A proposta prevê um aporte inicial de R$ 700 mil para viabilizar um projeto estimado em R$ 5,54 milhões, com a instalação de quatro unidades produtivas em Benjamin Constant, no Alto Solimões.

O projeto foi apresentado durante reunião da diretoria do Cieam, a convite do presidente executivo da entidade, Lúcio Flávio Morais de Oliveira. Participaram do encontro o coordenador-geral de Programas e Projetos para a Amazônia do MCTI, Eliomar da Mota Cunha, e o pró-reitor de Tecnologia da UFAM, Dalton Chaves Vilela.

A iniciativa é desenvolvida pela Incubadora de Negócios de Impacto Socioambiental do Alto Solimões (Inpactas), vinculada à UFAM, em parceria com a Prefeitura de Benjamin Constant.

Projeto prevê quatro biorrefinarias

O polo ocupará uma área de aproximadamente 750 metros quadrados e contará com laboratórios, showroom, área administrativa, estação de tratamento de água e esgoto e usina de energia solar. O projeto arquitetônico foi elaborado pela arquiteta Daniela Quinaud Jaenicke.

A estrutura será composta por quatro biorrefinarias com diferentes áreas de atuação:

  • PIRACY: voltada à piscicultura e à filetagem de tambaqui e matrinxã alimentados com frutos da floresta;
  • IPORÃ: destinada à extração e padronização de óleos vegetais amazônicos, como camu-camu, tucumã e castanha, para produção de bioinseticidas e insumos funcionais;
  • AQUAVIRIDI: dedicada ao cultivo de microalgas em fotobiorreatores tubulares para produção de biomassa;
  • KAWERU: voltada à produção de embalagens biodegradáveis a partir de fibras de bananeira, em iniciativa liderada por mulheres indígenas.

A infraestrutura também contará com uma usina solar de aproximadamente 20 kWp, equipada com baterias para cargas críticas, além de sistemas de tratamento e reúso de água.

Incubadora acompanha 24 startups

A Inpactas acompanha atualmente 24 startups ligadas à bioeconomia amazônica, sendo 13 incubadas e 11 em pré-incubação. Os empreendimentos apresentam níveis de maturidade tecnológica entre TRL 2 e TRL 8.

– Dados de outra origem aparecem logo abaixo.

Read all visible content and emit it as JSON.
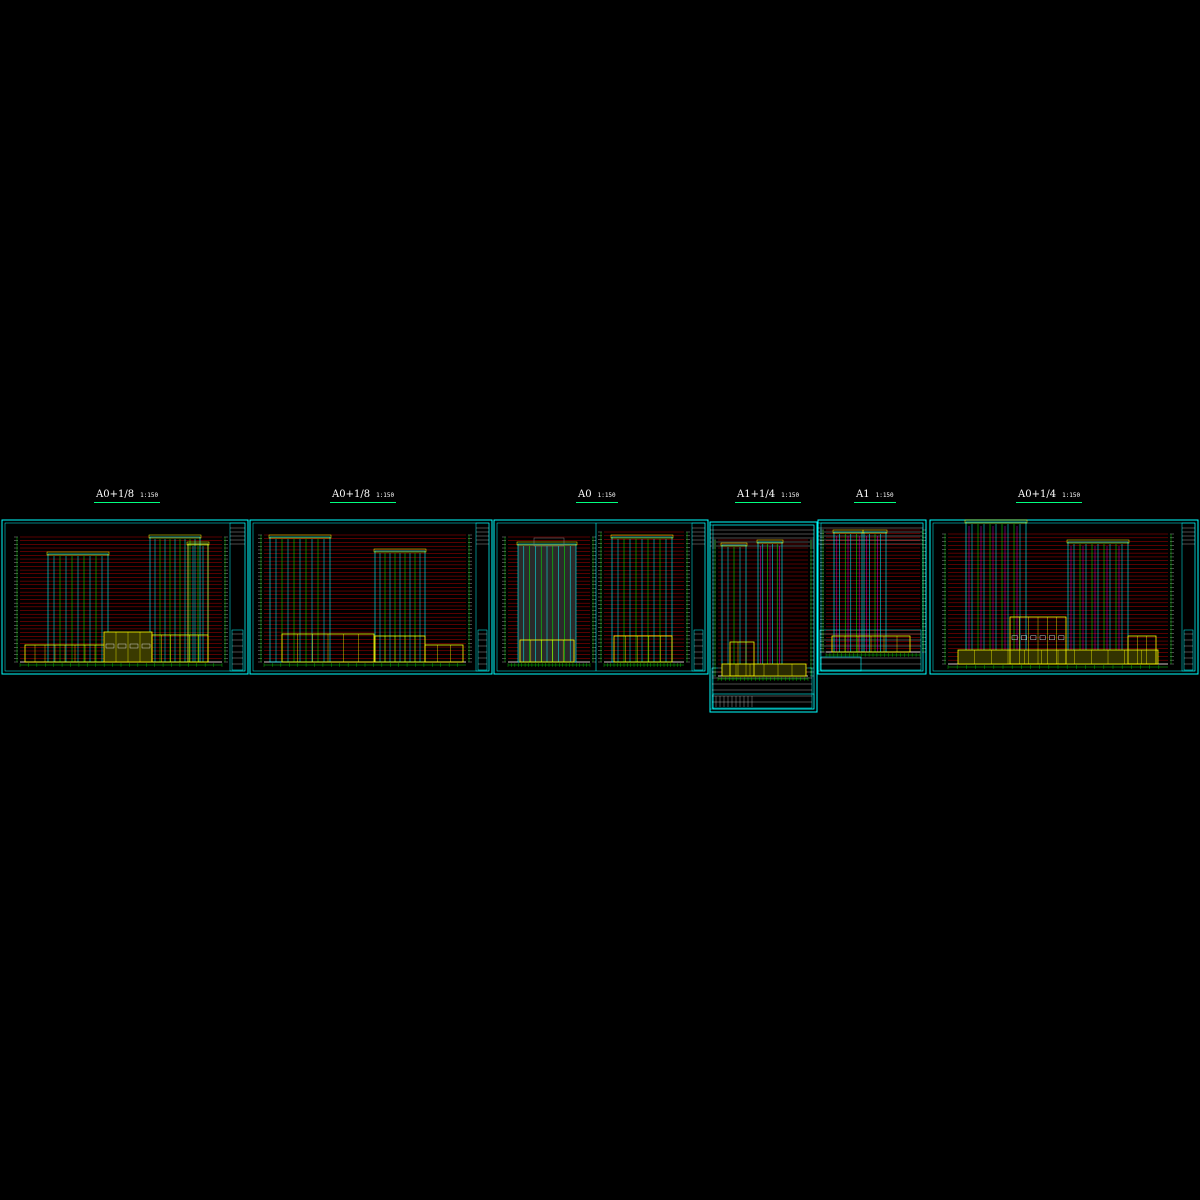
{
  "drawing": {
    "background": "#000000",
    "colors": {
      "frame": "#00ffff",
      "level_line": "#ff0000",
      "building": "#00ffff",
      "outline": "#ffff00",
      "grid_axis": "#00ff00",
      "accent": "#ff00ff",
      "mass": "#7f7f7f",
      "label": "#ffffff"
    }
  },
  "sheets": [
    {
      "id": "sheet-1",
      "format": "A0+1/8",
      "scale": "1:150"
    },
    {
      "id": "sheet-2",
      "format": "A0+1/8",
      "scale": "1:150"
    },
    {
      "id": "sheet-3",
      "format": "A0",
      "scale": "1:150"
    },
    {
      "id": "sheet-4",
      "format": "A1+1/4",
      "scale": "1:150"
    },
    {
      "id": "sheet-5",
      "format": "A1",
      "scale": "1:150"
    },
    {
      "id": "sheet-6",
      "format": "A0+1/4",
      "scale": "1:150"
    }
  ]
}
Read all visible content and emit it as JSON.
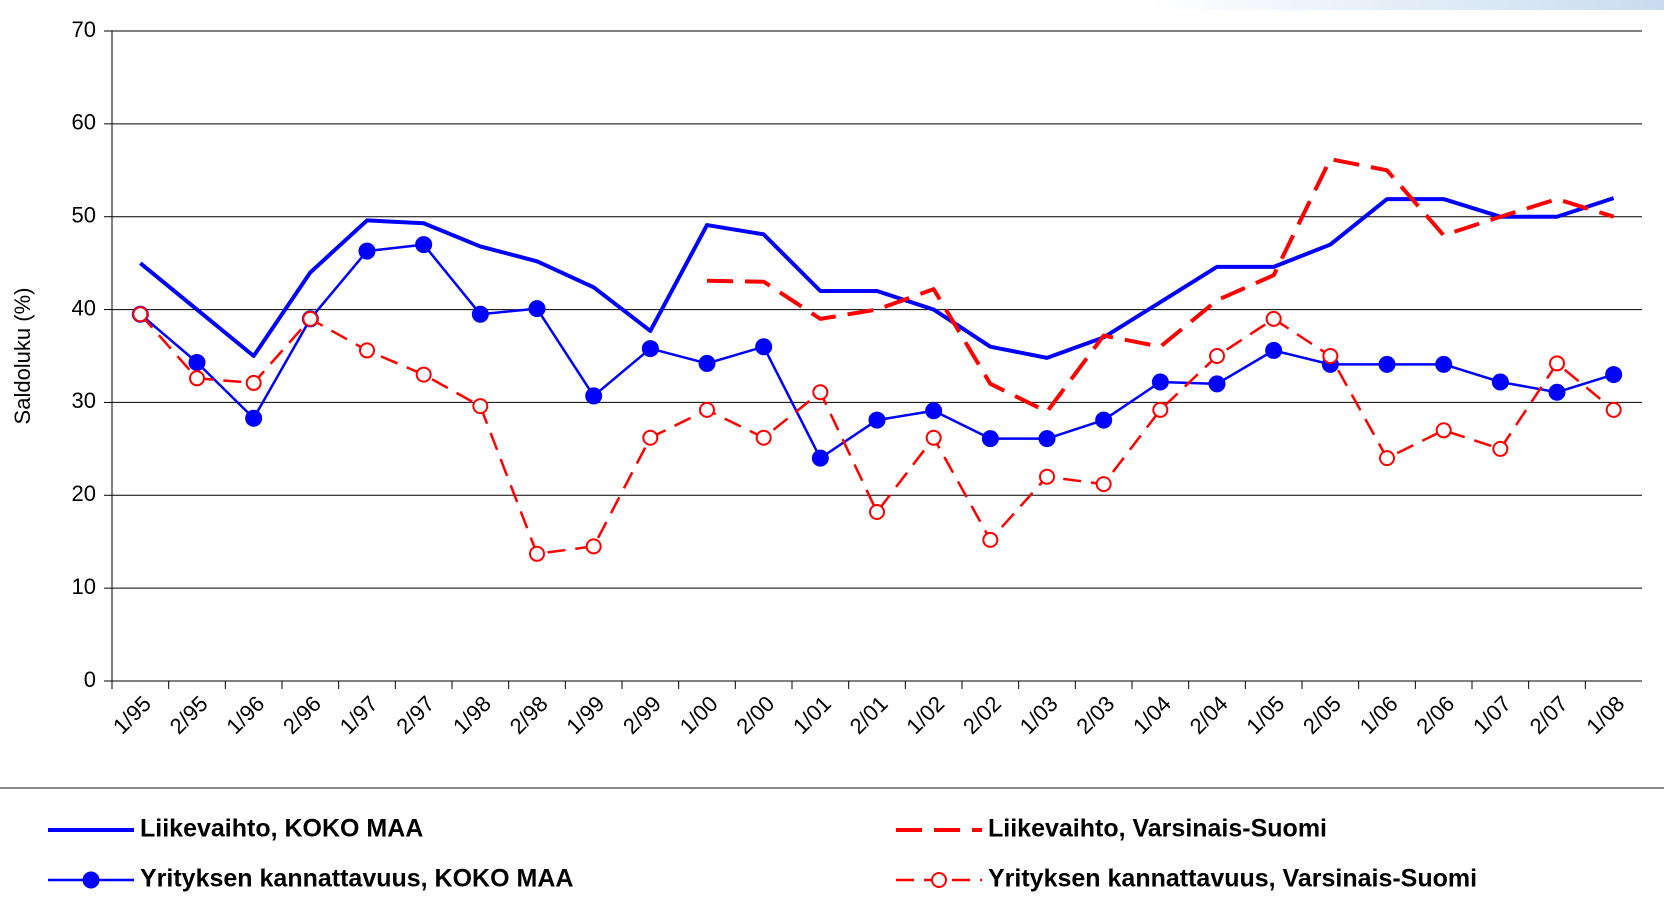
{
  "chart_data": {
    "type": "line",
    "y_label": "Saldoluku (%)",
    "categories": [
      "1/95",
      "2/95",
      "1/96",
      "2/96",
      "1/97",
      "2/97",
      "1/98",
      "2/98",
      "1/99",
      "2/99",
      "1/00",
      "2/00",
      "1/01",
      "2/01",
      "1/02",
      "2/02",
      "1/03",
      "2/03",
      "1/04",
      "2/04",
      "1/05",
      "2/05",
      "1/06",
      "2/06",
      "1/07",
      "2/07",
      "1/08"
    ],
    "series": [
      {
        "name": "Liikevaihto, KOKO MAA",
        "color": "#0000ff",
        "dash": false,
        "marker": "none",
        "values": [
          45,
          40,
          35,
          44,
          49.6,
          49.3,
          46.8,
          45.2,
          42.4,
          37.7,
          49.1,
          48.1,
          42,
          42,
          40,
          36,
          34.8,
          37,
          40.8,
          44.6,
          44.6,
          47,
          51.9,
          51.9,
          50,
          50,
          52
        ]
      },
      {
        "name": "Yrityksen kannattavuus, KOKO MAA",
        "color": "#0000ff",
        "dash": false,
        "marker": "filled",
        "values": [
          39.5,
          34.3,
          28.3,
          39,
          46.3,
          47,
          39.5,
          40.1,
          30.7,
          35.8,
          34.2,
          36,
          24,
          28.1,
          29.1,
          26.1,
          26.1,
          28.1,
          32.2,
          32,
          35.6,
          34.1,
          34.1,
          34.1,
          32.2,
          31.1,
          33
        ]
      },
      {
        "name": "Liikevaihto, Varsinais-Suomi",
        "color": "#ff0000",
        "dash": true,
        "marker": "none",
        "values": [
          null,
          null,
          null,
          null,
          null,
          null,
          null,
          null,
          null,
          null,
          43.1,
          43,
          39,
          40,
          42.2,
          32,
          29,
          37.2,
          36,
          41,
          43.7,
          56.2,
          55,
          48,
          50,
          51.9,
          50
        ]
      },
      {
        "name": "Yrityksen kannattavuus, Varsinais-Suomi",
        "color": "#ff0000",
        "dash": true,
        "marker": "hollow",
        "values": [
          39.5,
          32.6,
          32.1,
          39,
          35.6,
          33,
          29.6,
          13.7,
          14.5,
          26.2,
          29.2,
          26.2,
          31.1,
          18.2,
          26.2,
          15.2,
          22,
          21.2,
          29.2,
          35,
          39,
          35,
          24,
          27,
          25,
          34.2,
          29.2
        ]
      }
    ],
    "ylim": [
      0,
      70
    ],
    "yticks": [
      0,
      10,
      20,
      30,
      40,
      50,
      60,
      70
    ],
    "grid": true,
    "legend": "bottom"
  }
}
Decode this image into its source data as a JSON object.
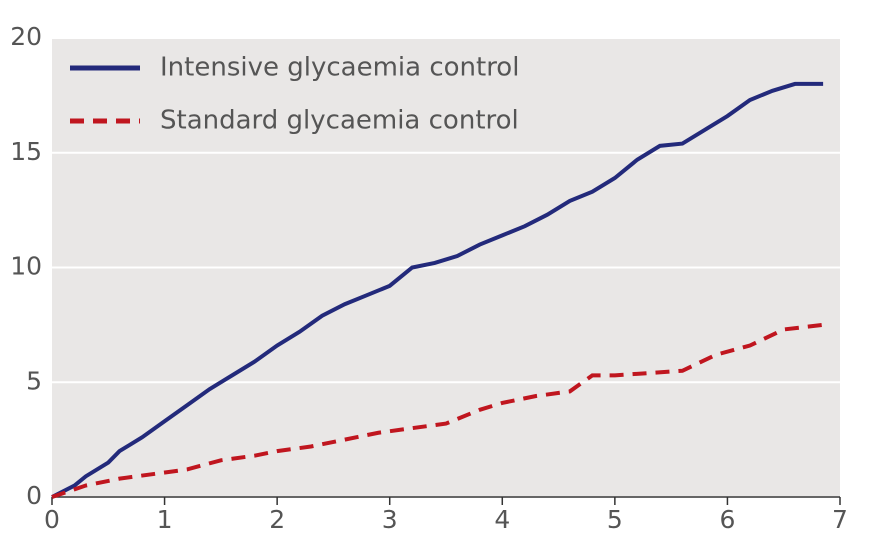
{
  "chart_data": {
    "type": "line",
    "xlim": [
      0,
      7
    ],
    "xticks": [
      0,
      1,
      2,
      3,
      4,
      5,
      6,
      7
    ],
    "ylim": [
      0,
      20
    ],
    "yticks": [
      0,
      5,
      10,
      15,
      20
    ],
    "grid": true,
    "legend": "top-left",
    "series": [
      {
        "name": "Intensive glycaemia control",
        "color": "#232a7b",
        "dash": "solid",
        "x": [
          0,
          0.2,
          0.3,
          0.5,
          0.6,
          0.8,
          1,
          1.2,
          1.4,
          1.6,
          1.8,
          2,
          2.2,
          2.4,
          2.6,
          2.8,
          3,
          3.2,
          3.4,
          3.6,
          3.8,
          4,
          4.2,
          4.4,
          4.6,
          4.8,
          5,
          5.2,
          5.4,
          5.6,
          5.8,
          6,
          6.2,
          6.4,
          6.6,
          6.85
        ],
        "values": [
          0,
          0.5,
          0.9,
          1.5,
          2,
          2.6,
          3.3,
          4,
          4.7,
          5.3,
          5.9,
          6.6,
          7.2,
          7.9,
          8.4,
          8.8,
          9.2,
          10,
          10.2,
          10.5,
          11,
          11.4,
          11.8,
          12.3,
          12.9,
          13.3,
          13.9,
          14.7,
          15.3,
          15.4,
          16,
          16.6,
          17.3,
          17.7,
          18,
          18
        ]
      },
      {
        "name": "Standard glycaemia control",
        "color": "#c0161f",
        "dash": "dashed",
        "x": [
          0,
          0.3,
          0.6,
          0.9,
          1.2,
          1.5,
          1.8,
          2,
          2.3,
          2.6,
          2.9,
          3.2,
          3.5,
          3.8,
          4,
          4.3,
          4.6,
          4.8,
          5,
          5.3,
          5.6,
          5.9,
          6.2,
          6.5,
          6.85
        ],
        "values": [
          0,
          0.5,
          0.8,
          1,
          1.2,
          1.6,
          1.8,
          2,
          2.2,
          2.5,
          2.8,
          3,
          3.2,
          3.8,
          4.1,
          4.4,
          4.6,
          5.3,
          5.3,
          5.4,
          5.5,
          6.2,
          6.6,
          7.3,
          7.5
        ]
      }
    ]
  }
}
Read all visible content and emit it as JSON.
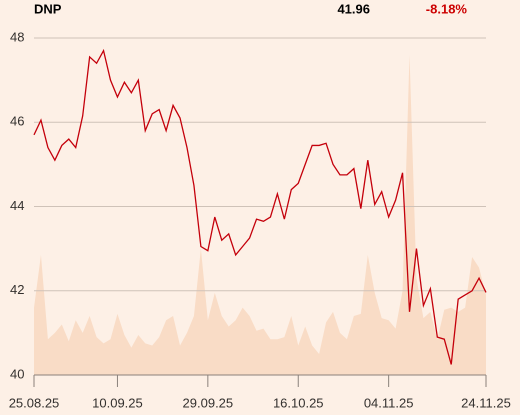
{
  "chart_data": {
    "type": "line",
    "title": "DNP",
    "last_price": 41.96,
    "change": "-8.18%",
    "categories": [
      "25.08.25",
      null,
      null,
      null,
      null,
      null,
      null,
      null,
      null,
      null,
      null,
      null,
      "10.09.25",
      null,
      null,
      null,
      null,
      null,
      null,
      null,
      null,
      null,
      null,
      null,
      null,
      "29.09.25",
      null,
      null,
      null,
      null,
      null,
      null,
      null,
      null,
      null,
      null,
      null,
      null,
      "16.10.25",
      null,
      null,
      null,
      null,
      null,
      null,
      null,
      null,
      null,
      null,
      null,
      null,
      "04.11.25",
      null,
      null,
      null,
      null,
      null,
      null,
      null,
      null,
      null,
      null,
      null,
      null,
      null,
      "24.11.25"
    ],
    "values": [
      45.7,
      46.05,
      45.4,
      45.1,
      45.45,
      45.6,
      45.4,
      46.15,
      47.55,
      47.4,
      47.7,
      47.0,
      46.6,
      46.95,
      46.7,
      47.0,
      45.8,
      46.2,
      46.3,
      45.8,
      46.4,
      46.1,
      45.4,
      44.5,
      43.05,
      42.95,
      43.75,
      43.2,
      43.35,
      42.85,
      43.05,
      43.25,
      43.7,
      43.65,
      43.75,
      44.3,
      43.7,
      44.4,
      44.55,
      45.0,
      45.45,
      45.45,
      45.5,
      45.0,
      44.75,
      44.75,
      44.9,
      43.95,
      45.1,
      44.05,
      44.35,
      43.75,
      44.15,
      44.8,
      41.5,
      43.0,
      41.65,
      42.05,
      40.9,
      40.85,
      40.25,
      41.8,
      41.9,
      42.0,
      42.3,
      41.96
    ],
    "color": "#c4000b",
    "area_values": [
      41.6,
      42.85,
      40.85,
      41.0,
      41.2,
      40.8,
      41.3,
      41.0,
      41.4,
      40.9,
      40.75,
      40.85,
      41.45,
      40.95,
      40.65,
      40.95,
      40.75,
      40.7,
      40.9,
      41.3,
      41.4,
      40.7,
      41.0,
      41.4,
      43.0,
      41.3,
      41.95,
      41.4,
      41.15,
      41.3,
      41.6,
      41.4,
      41.05,
      41.1,
      40.85,
      40.85,
      40.9,
      41.4,
      40.7,
      41.15,
      40.7,
      40.5,
      41.25,
      41.5,
      41.0,
      40.85,
      41.4,
      41.45,
      42.85,
      41.95,
      41.35,
      41.3,
      41.1,
      42.0,
      47.6,
      42.3,
      41.35,
      41.5,
      40.85,
      41.55,
      41.6,
      41.5,
      41.6,
      42.8,
      42.55,
      41.9
    ],
    "area_color": "#f9dcc6",
    "ylim": [
      40,
      48
    ],
    "yticks": [
      40,
      42,
      44,
      46,
      48
    ],
    "grid": true
  }
}
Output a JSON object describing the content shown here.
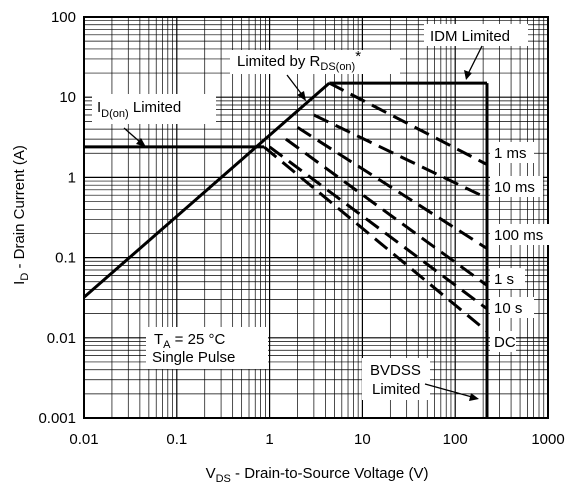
{
  "chart_data": {
    "type": "line",
    "x_scale": "log",
    "y_scale": "log",
    "xlim": [
      0.01,
      1000
    ],
    "ylim": [
      0.001,
      100
    ],
    "grid": true,
    "xlabel": {
      "main": "V",
      "sub": "DS",
      "rest": " - Drain-to-Source Voltage (V)"
    },
    "ylabel": {
      "main": "I",
      "sub": "D",
      "rest": " - Drain Current (A)"
    },
    "x_ticks": [
      {
        "value": 0.01,
        "label": "0.01"
      },
      {
        "value": 0.1,
        "label": "0.1"
      },
      {
        "value": 1,
        "label": "1"
      },
      {
        "value": 10,
        "label": "10"
      },
      {
        "value": 100,
        "label": "100"
      },
      {
        "value": 1000,
        "label": "1000"
      }
    ],
    "y_ticks": [
      {
        "value": 100,
        "label": "100"
      },
      {
        "value": 10,
        "label": "10"
      },
      {
        "value": 1,
        "label": "1"
      },
      {
        "value": 0.1,
        "label": "0.1"
      },
      {
        "value": 0.01,
        "label": "0.01"
      },
      {
        "value": 0.001,
        "label": "0.001"
      }
    ],
    "limits": [
      {
        "name": "rds_on_limit",
        "style": "solid",
        "points": [
          [
            0.01,
            0.032
          ],
          [
            4.4,
            15
          ]
        ]
      },
      {
        "name": "id_on_limit",
        "style": "solid",
        "points": [
          [
            0.01,
            2.4
          ],
          [
            0.87,
            2.4
          ]
        ]
      },
      {
        "name": "idm_limit",
        "style": "solid",
        "points": [
          [
            4.4,
            15
          ],
          [
            220,
            15
          ]
        ]
      },
      {
        "name": "bvdss_limit",
        "style": "solid",
        "points": [
          [
            220,
            15
          ],
          [
            220,
            0.001
          ]
        ]
      }
    ],
    "series": [
      {
        "name": "1 ms",
        "style": "dashed",
        "points": [
          [
            4.4,
            15
          ],
          [
            220,
            1.45
          ]
        ]
      },
      {
        "name": "10 ms",
        "style": "dashed",
        "points": [
          [
            3.0,
            6.0
          ],
          [
            220,
            0.55
          ]
        ]
      },
      {
        "name": "100 ms",
        "style": "dashed",
        "points": [
          [
            2.0,
            4.2
          ],
          [
            220,
            0.13
          ]
        ]
      },
      {
        "name": "1 s",
        "style": "dashed",
        "points": [
          [
            1.5,
            3.0
          ],
          [
            220,
            0.045
          ]
        ]
      },
      {
        "name": "10 s",
        "style": "dashed",
        "points": [
          [
            1.0,
            2.4
          ],
          [
            220,
            0.023
          ]
        ]
      },
      {
        "name": "DC",
        "style": "dashed",
        "points": [
          [
            0.87,
            2.4
          ],
          [
            220,
            0.012
          ]
        ]
      }
    ],
    "annotations": {
      "idm_limited": "IDM Limited",
      "rds_limited": {
        "main": "Limited by R",
        "sub": "DS(on)",
        "suffix": "*"
      },
      "id_on_limited": {
        "main": "I",
        "sub": "D(on)",
        "suffix": " Limited"
      },
      "series_labels": [
        "1 ms",
        "10 ms",
        "100 ms",
        "1 s",
        "10 s",
        "DC"
      ],
      "condition_temp": {
        "main": "T",
        "sub": "A",
        "rest": " = 25 °C"
      },
      "condition_pulse": "Single Pulse",
      "bvdss_line1": "BVDSS",
      "bvdss_line2": "Limited"
    }
  }
}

Segundo a incubadora, duas startups já geram faturamento, e os projetos desenvolvidos impactam mais de 500 famílias da região do Alto Solimões.

De acordo com o diretor executivo da Inpactas, Pedro Henrique Mariosa, o projeto foi estruturado a partir das demandas identificadas no território.

“Esse projeto tem potencial para se tornar um modelo porque foi concebido desde o início com uma governança que respeita os tempos e os processos do território. Ele nasce a partir de demandas reais do mercado, da pesquisa, do poder público, das comunidades e das agências de fomento e desenvolvimento.”

Segundo Mariosa, as biorrefinarias foram planejadas para operar com estrutura modular e equipamentos de baixo custo.

“As biorrefinarias foram projetadas para serem modulares, com instrumentação de baixo custo e foco no aprendizado prático, permitindo que o território se aproprie da tecnologia de forma gradual. Isso reduz os custos operacionais e cria um modelo que pode ser replicado e operado por equipes de duas a cinco pessoas.”

Unidade já funciona em Benjamin Constant

A proposta apresentada ao Cieam também destaca que parte do modelo já foi implantada. A unidade AQUAVIRIDI está em funcionamento em Benjamin Constant e é utilizada como prova de conceito do projeto.

Segundo a Inpactas, a experiência demonstra a viabilidade técnica da iniciativa e reforça a possibilidade de expansão para as demais biorrefinarias.

Com a captação do investimento inicial, a expectativa é consolidar o polo de biorrefinarias, ampliar a infraestrutura destinada às startups incubadas e fortalecer a cadeia da bioeconomia no Alto Solimões.